The Turner report is not even close to being a watershed.
As an example the Turner Review holds that “Credit ratings have played a valuable role since (i) good investment practice should seek diversification across a wide spread of investments; and (ii) it is impossible for all but the very largest investing institutions to perform independent analysis of a large number of issuing institutions” which only makes us ask: Have they not seen enough of that what matters is not the diversification within one institution but within the whole system? Have they not seen enough of the how expensive the too-big-to-fail are so as to insist in giving the larger institutions special rights?
But perhaps Martin Wolf illustrates best the shortcomings of the report when he writes “if everybody believes in the same (faulty) risk models, the system will become far more dangerous than any individual player appreciates”. Did you notice that “(faulty)”? Well that means that Martin Wolf, like the report, still believes that the risk models can be right and that if we all follow them we will find financial Nirvana.

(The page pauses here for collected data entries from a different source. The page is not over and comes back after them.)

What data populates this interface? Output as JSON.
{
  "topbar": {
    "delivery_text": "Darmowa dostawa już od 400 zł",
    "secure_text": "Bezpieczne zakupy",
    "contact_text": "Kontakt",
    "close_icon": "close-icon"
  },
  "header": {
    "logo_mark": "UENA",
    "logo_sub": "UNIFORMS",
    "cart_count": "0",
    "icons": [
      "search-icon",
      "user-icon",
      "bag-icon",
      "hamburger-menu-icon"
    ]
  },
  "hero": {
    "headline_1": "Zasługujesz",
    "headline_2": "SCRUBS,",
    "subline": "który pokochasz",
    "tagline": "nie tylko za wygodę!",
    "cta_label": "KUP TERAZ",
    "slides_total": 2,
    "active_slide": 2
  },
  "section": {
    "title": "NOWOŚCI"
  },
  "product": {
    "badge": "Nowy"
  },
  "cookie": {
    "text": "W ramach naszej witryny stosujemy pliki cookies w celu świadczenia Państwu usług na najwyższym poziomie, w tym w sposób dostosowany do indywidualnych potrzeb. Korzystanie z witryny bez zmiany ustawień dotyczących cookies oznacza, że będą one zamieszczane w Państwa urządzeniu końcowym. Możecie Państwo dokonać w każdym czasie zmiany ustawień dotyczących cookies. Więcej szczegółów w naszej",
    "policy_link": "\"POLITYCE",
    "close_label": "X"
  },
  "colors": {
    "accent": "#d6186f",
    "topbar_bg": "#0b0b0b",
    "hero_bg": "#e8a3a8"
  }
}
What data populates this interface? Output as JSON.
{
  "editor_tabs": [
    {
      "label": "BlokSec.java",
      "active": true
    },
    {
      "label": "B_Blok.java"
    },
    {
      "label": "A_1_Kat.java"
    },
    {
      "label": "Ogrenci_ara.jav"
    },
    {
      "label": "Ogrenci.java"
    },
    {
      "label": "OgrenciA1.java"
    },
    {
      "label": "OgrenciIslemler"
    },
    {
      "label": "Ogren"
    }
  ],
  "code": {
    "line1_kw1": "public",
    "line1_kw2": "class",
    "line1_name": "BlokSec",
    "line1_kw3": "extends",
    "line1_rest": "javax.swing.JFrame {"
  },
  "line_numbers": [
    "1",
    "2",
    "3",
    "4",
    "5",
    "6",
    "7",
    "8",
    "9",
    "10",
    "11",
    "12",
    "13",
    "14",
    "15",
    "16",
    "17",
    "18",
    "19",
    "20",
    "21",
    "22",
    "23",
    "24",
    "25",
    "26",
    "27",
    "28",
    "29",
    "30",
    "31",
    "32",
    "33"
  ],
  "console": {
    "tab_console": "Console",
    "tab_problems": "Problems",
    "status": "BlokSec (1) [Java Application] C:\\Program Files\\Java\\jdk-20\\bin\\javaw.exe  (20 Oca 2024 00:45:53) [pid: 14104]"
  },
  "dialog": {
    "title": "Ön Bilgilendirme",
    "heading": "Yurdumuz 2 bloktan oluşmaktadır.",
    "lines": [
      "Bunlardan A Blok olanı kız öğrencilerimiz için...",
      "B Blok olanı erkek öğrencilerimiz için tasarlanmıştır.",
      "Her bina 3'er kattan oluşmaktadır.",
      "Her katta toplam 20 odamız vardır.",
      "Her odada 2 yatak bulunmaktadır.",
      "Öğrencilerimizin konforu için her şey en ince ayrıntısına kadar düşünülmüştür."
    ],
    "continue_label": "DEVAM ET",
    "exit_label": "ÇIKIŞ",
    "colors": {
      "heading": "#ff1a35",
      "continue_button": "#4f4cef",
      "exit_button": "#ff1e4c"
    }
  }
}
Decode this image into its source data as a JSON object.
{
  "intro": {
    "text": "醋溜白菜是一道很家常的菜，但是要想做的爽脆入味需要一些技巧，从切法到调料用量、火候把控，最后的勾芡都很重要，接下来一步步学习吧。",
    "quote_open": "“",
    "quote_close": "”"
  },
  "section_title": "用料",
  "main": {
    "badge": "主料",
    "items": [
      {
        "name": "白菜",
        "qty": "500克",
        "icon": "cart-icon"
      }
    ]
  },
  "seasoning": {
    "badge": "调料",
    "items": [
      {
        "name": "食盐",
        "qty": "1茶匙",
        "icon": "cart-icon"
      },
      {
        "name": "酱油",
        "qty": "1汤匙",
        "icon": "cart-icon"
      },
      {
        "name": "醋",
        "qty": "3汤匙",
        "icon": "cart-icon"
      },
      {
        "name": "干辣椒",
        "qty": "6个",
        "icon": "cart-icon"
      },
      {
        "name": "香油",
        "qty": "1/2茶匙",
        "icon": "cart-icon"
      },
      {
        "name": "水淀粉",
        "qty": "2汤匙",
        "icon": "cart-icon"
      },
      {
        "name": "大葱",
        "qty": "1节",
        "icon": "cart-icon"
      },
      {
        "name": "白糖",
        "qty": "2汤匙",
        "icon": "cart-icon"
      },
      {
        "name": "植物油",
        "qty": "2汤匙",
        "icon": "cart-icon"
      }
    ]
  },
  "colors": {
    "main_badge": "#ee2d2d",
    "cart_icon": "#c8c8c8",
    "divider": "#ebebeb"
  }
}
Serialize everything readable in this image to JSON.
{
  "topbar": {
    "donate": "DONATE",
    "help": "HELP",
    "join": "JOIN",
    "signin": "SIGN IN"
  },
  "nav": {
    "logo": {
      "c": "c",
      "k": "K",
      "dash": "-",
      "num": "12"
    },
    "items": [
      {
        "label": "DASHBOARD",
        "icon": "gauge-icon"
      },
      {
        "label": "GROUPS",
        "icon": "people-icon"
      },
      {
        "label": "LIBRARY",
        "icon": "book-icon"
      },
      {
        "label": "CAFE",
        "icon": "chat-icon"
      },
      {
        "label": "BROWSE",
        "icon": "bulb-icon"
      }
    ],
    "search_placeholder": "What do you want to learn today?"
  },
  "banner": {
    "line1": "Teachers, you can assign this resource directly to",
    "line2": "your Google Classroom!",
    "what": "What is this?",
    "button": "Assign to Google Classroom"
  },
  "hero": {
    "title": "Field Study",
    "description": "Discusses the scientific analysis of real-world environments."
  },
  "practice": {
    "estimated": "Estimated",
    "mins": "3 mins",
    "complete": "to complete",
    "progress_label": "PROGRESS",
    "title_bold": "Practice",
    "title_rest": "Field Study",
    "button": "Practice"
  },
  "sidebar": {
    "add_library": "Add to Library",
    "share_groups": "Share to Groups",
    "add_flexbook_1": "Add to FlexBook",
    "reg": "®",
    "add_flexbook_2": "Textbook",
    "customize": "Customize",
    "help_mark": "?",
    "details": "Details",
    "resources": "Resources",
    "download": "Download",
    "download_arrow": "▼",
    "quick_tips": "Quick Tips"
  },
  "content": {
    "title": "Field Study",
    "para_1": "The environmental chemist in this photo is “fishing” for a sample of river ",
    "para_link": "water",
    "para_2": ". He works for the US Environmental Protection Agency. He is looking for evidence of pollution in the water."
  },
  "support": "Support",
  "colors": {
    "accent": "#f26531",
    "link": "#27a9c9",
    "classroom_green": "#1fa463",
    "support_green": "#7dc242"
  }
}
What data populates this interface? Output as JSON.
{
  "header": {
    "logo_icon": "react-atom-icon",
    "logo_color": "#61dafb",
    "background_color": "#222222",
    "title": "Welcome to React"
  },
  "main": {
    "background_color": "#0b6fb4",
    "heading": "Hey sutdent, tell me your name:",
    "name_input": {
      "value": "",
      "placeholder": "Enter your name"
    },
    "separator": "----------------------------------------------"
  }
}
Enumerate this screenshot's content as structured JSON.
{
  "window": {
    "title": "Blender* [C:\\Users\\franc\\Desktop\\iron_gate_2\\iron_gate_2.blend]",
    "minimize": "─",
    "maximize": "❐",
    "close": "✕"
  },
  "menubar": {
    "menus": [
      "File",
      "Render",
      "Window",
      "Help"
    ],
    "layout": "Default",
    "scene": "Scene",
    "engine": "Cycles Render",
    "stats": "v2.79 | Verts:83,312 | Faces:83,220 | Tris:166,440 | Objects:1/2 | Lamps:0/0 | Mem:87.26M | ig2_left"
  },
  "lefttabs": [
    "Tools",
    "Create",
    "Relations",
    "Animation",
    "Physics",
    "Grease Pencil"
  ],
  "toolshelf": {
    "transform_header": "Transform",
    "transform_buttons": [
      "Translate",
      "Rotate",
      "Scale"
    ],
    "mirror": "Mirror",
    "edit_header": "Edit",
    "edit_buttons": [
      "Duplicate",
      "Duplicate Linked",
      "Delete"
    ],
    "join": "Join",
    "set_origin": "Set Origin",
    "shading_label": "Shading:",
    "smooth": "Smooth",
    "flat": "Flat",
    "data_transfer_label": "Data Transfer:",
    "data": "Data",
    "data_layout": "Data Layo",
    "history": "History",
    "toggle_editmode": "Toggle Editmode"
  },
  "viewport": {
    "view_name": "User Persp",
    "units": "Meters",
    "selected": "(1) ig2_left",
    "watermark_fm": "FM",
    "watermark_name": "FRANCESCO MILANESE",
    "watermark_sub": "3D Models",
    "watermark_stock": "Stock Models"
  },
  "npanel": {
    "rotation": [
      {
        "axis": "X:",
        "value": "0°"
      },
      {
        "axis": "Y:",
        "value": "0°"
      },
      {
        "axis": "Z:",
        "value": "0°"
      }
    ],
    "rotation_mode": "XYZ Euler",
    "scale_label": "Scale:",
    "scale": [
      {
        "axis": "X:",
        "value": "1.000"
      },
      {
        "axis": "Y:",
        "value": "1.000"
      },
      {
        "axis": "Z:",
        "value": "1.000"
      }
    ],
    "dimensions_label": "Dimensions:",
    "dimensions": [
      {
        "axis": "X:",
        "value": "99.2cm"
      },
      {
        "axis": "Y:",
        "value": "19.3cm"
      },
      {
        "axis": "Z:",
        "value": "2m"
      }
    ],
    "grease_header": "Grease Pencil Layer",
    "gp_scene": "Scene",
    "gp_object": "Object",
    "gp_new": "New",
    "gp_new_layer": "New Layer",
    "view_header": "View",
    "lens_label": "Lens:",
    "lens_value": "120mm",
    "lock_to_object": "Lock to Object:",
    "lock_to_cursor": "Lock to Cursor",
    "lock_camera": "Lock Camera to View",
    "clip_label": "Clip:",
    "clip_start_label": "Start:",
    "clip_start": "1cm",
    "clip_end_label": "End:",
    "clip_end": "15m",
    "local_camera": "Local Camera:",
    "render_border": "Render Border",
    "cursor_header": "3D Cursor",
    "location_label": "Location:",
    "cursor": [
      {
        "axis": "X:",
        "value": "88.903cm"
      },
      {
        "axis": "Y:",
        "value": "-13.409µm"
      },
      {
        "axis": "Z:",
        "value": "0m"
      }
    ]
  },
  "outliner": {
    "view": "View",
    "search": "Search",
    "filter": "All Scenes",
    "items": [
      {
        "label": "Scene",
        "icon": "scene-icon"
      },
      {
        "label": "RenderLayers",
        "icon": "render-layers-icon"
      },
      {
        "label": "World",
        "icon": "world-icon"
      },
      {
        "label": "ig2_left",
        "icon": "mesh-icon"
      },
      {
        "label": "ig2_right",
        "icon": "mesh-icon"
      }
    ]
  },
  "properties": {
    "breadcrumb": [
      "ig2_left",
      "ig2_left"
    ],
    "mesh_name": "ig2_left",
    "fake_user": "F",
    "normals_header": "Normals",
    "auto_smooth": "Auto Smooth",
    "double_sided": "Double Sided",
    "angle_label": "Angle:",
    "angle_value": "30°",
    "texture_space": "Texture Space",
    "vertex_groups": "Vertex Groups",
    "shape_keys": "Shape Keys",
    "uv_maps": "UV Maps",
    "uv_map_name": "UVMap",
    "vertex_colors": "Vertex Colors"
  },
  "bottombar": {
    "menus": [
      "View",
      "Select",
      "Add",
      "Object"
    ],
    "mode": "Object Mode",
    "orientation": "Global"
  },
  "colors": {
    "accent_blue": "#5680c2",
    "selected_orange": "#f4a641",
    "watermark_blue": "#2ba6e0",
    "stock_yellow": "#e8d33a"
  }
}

Wolf also stands firm and refuses to understand that a credit rating is simply the result of a model that analyzes one type of risk, and that these simple one dimensional published result created more havoc than all the other sophisticated financial models put together and that without the AAAs would have remained stacked away as unsellable nerdy creations.
Long live the diversifications of views that can only be present in a free market!... though that does not mean of course that we not do have to get rid of the regulatory naiveté that actually reigns and that allows a bank to leverage itself 62.5 to 1 times, as long as it lends to corporations rated AAA or AA- by some very few eyes.